The M2, called broad money, grew 6.7 percent in August from a year earlier, marking the identical growth rate with the previous month and the highest since January last year, according to the Bank of Korea (BOK).

The fast increase came as the BOK refrained from altering its policy rate since the bank raised it to the current rate of 1.50 percent in November last year from an all-time low of 1.25 percent.

Money supply in the household sector fell for the first time in five and a half years, but it was attributed to demand to purchase new home amid the near-record-low borrowing cost.

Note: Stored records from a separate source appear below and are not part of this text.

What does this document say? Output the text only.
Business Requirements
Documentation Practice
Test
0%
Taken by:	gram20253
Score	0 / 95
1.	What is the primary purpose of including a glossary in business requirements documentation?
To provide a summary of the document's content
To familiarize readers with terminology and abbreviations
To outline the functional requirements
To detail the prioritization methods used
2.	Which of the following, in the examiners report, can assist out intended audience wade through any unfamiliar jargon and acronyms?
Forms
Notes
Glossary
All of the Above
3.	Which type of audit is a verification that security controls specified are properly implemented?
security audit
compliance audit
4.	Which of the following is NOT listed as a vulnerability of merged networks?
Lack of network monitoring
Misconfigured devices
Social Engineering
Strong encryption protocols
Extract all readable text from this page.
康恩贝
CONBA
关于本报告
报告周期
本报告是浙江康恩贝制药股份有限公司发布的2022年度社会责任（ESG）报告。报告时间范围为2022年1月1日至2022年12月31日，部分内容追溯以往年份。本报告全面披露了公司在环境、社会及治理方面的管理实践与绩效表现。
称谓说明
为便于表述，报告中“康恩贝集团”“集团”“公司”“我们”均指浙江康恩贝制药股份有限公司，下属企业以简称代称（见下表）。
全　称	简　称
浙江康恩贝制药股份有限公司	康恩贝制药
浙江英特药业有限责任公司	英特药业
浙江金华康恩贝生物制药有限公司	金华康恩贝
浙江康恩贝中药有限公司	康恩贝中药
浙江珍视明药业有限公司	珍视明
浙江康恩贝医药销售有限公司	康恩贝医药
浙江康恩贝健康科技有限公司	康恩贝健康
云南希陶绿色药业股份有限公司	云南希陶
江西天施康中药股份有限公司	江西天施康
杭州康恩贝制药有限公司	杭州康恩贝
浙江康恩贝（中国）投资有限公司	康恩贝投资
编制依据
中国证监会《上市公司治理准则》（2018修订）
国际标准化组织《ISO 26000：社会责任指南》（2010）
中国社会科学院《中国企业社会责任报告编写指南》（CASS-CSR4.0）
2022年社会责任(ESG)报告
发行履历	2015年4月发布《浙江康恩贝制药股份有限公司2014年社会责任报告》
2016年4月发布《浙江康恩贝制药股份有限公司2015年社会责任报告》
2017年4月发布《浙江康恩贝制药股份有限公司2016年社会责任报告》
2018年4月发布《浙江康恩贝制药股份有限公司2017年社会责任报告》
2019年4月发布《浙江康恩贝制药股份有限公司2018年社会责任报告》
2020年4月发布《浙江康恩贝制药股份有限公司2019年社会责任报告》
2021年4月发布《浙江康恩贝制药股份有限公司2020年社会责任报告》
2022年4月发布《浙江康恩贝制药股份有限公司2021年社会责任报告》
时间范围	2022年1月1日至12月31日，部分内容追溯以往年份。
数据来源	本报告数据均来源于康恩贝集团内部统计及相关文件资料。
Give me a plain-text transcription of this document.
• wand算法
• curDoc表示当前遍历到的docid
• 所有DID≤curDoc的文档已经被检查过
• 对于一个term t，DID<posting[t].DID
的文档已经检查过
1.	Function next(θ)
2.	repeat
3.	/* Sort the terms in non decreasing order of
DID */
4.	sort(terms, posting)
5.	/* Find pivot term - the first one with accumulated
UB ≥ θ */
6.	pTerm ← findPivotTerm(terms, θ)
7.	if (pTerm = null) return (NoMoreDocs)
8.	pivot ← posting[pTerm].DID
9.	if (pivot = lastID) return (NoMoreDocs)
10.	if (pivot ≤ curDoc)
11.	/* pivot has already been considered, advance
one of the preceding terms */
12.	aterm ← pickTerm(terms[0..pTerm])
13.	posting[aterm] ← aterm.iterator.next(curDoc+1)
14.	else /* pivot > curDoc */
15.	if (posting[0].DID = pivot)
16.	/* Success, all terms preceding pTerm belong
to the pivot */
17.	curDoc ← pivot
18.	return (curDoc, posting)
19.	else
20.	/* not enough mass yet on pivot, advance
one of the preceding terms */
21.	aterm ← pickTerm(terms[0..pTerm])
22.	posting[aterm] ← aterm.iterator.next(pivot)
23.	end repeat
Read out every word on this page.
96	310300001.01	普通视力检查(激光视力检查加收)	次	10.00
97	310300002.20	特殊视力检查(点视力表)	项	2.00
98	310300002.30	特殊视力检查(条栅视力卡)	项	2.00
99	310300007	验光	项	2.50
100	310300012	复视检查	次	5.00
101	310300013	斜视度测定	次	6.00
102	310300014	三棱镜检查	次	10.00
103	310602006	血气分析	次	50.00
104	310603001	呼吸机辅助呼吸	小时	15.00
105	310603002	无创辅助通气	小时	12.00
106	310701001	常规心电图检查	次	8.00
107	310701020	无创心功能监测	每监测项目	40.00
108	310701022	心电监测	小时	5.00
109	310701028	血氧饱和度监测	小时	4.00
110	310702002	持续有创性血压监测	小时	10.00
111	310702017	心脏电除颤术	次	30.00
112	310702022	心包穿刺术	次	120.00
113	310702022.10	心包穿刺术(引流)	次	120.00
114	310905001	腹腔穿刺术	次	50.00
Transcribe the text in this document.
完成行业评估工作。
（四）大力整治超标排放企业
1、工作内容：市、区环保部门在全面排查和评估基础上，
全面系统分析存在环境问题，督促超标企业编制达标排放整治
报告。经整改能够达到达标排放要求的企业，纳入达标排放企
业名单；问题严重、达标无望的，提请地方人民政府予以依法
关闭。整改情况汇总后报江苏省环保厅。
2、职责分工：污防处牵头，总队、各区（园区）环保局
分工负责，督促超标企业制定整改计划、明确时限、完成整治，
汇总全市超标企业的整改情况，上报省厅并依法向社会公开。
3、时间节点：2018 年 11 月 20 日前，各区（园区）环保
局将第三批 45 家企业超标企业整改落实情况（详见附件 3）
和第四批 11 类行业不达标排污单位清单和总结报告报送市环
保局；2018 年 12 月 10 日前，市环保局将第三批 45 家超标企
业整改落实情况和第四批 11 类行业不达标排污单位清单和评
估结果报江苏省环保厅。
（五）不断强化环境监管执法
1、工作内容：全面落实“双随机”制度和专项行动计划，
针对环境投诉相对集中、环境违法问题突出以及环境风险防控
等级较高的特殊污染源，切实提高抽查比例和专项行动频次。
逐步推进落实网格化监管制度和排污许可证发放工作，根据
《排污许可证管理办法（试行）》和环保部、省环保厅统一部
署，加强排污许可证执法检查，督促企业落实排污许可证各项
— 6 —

The government unveiled a set of measures to curb speculative investment in the real estate market, but households continued to buy new home with saved money as well as borrowed money.

The M1, dubbed narrow money, increased 4 percent in August from a year ago.

The M1 refers to currency in circulation, demand deposits and transferable savings deposits equivalent to cash. The M2 adds money market funds, time deposits and financial products that mature in less than two years to M1.

Liquidity of financial institutions, called Lf, expanded 7.1 percent in the cited period. The year-over-year expansion of liquidity aggregate, the broadest measures of money supply, was 6.2 percent.

The Lf includes financial products with a maturity of more than two years and liquidity at insurers and brokerages along with M2. The liquidity aggregate adds state and corporate bonds to the Lf.